Nun ja, er hatte tief durchgeatmet, einige Phantasien und Arbeitsprojekte waren in ihm hochgekommen und dadurch klarer geworden. Es war nicht ganz umsonst gewesen. Vom Tantra - Institut ging er die paar Meter über dMehringdamm in den Tanzsalon. Gediegene Atmosphäre, Tanzstunden Ambiente und im oberen Saal sah er Eve. Sie tanzte die Männerrolle stellte er nach einer Weile fest und wunderte sich. Ihr Typ ließ sich führen und das nicht schlecht. Im Anschluss trafen sich die Leute und saßen an Bartischchen beisammen: Socializing. Für die Berliner Singlewelt war das eine ganz bedeutsame Situation: Man konnte sich ungezwungen unterhalten und mitbekommen, wer der andere war und langsam, von Abend zu Abend, Kontakt aufbauen. Vor allem für die Single-Frauen war das wichtig, selbst wenn sich meistens nichts weiteres für sie daraus ergab. Micha erzählte lauthals in die Runde, auf den Monitoren in der U-Bahn hätte es auf Textlaufbändern geheißen, die BVG streike ab Null Uhr. Oh, meinte der Barkeeper und sorgte sich, wie er nach Hause käme. Eve bedauerte nur ihren einen Helm für die Maschine mitgenommen zu haben. Die anderen ließ die Streik-Info kalt. Sie waren motorisiert. Es handelte sich durchweg um ein in Brot und Arbeit stehendes Publikum, das natürlich ein Auto hatte. Sie erzählten von den vorhergehenden 14 Tagen Streik der BVG. Es sei zu keinen nennenswerten Aktionen gekommen. Micha erinnerte erzählend an die Rot-Punkt Aktion, die er als Kind in Hannover mitbekommen hatte. Die Leute hätten sich mit einem roten Punkt auf einem Blatt an die Straße gestellt und die Autofahrer hätten angehalten und mitgenommen. Die Zeitungen, das Radio, alle hätten das unterstützt. Ja, hieß es, man hätte schon mal jemanden den Finger raushalten sehen, auch angehalten und mitgenommen, aber eine Bewegung sei das jetzt in Berlin nicht geworden. Wir leben eben in einer entsolidarisierten Gesellschaft, stellte Eve fest und erntete Zustimmung. Micha zog es vor zu gehen. Er fürchtete, keine Bahn mehr zu bekommen. Eve sagte, sie käme bald nach. Die Tram-Schaffnerin unterwegs meinte, es sei wohl ein vorgezogener April Scherz, in Potsdamm hätte sich die Tarifkommission auf ein Ergebnis geeinigt. Ja, ab Null Uhr hieß es April, April.

 

Bei Eve angekommen, legte sich Micha wie besprochen in Eves Bett. Würde sie noch einmal ins Zimmer hereinschauen, würde sie sich vielleicht sogar zu ihm legen und es sein lassen, auf einer Matratze in der Stube zu schlafen? Zumindest ihre zweite Bettdeck würde sie holen. Er döste leicht, als sie kam. Nichts geschah. Sie ging ins Nebenzimmer und ward nicht gesehen. Es war ein leichter Schlaf, der ihn immer mit einem halben Ohr hinhören ließ ins Nachbarzimmer. Bestimmt ging es ihr ähnlich. Am frühen Morgen hörte er die Wohnungstür gehen, er schlief weiter.

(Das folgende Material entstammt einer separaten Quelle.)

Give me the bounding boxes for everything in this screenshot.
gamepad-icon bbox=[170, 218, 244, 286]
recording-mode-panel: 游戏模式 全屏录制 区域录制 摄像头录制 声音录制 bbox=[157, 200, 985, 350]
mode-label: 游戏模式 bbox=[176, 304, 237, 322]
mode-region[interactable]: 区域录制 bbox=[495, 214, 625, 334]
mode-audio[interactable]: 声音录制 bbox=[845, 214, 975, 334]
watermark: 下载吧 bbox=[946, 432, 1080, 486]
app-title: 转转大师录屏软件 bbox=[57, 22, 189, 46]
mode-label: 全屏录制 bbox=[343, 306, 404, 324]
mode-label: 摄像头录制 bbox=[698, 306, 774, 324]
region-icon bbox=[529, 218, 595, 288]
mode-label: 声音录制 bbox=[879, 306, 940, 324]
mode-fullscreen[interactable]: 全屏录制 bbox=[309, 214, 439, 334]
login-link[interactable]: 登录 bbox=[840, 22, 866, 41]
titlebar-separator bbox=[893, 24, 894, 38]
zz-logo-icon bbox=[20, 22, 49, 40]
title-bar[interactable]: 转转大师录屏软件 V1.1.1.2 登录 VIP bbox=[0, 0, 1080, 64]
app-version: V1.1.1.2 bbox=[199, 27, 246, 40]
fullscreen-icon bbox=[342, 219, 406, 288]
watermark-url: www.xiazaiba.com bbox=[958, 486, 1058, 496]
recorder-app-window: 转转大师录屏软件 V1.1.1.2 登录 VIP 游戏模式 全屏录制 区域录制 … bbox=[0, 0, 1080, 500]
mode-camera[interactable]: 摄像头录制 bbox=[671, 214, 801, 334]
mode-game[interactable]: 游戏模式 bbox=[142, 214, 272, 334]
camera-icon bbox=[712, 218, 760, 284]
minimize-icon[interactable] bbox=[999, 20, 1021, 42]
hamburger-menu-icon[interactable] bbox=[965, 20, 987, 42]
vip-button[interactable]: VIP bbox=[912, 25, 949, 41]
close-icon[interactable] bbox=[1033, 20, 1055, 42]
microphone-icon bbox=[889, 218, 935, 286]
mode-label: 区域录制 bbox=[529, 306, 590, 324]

Sie war tatsächlich einfach so zur Arbeit gegangen.

 

Auf dem Rückweg nach Leipzig erzählte er vom Couchsurfing. Die Mitfahrer fanden es unsicher. Ja, tatsächlich, was wäre, wenn er ein Drögler wäre, der dringend Zaster brauchte und Eves Kamera mitgehen hätte lassen? Wegen 600 Euro würde die Polizei doch nicht einen Finger rühren. Wegen des Kleinkrams machten die doch nichts. Und wie wollte sie das schon beweisen, dass er die Kamera geklaut hatte? Nee, das Couchsurfing war trotz aller Verfikationsprozeduren ein riskantes Unterfangen. Es konnte ja sonst etwas passieren, aber es machte Spaß. Es war wohl genau deshalb aufregend, erfrischend und an die Grenze des bisher Bekannten bringend. War da nicht die Phantasie gewesen, auszusteigen aus seinem bisherigen Leben, abzuspringen von dem normal laufenden Gang der Dinge und einzutauchen in eine neue Welt. Eve hätte bestimmt nicht nein gesagt, wenn er länger geblieben wäre und es hätte sich bald jemand anderer zum Couchsurfen gefunden und so weiter. Er wäre herumgekommen. Nun, mal sehen, vielleicht ein andermal.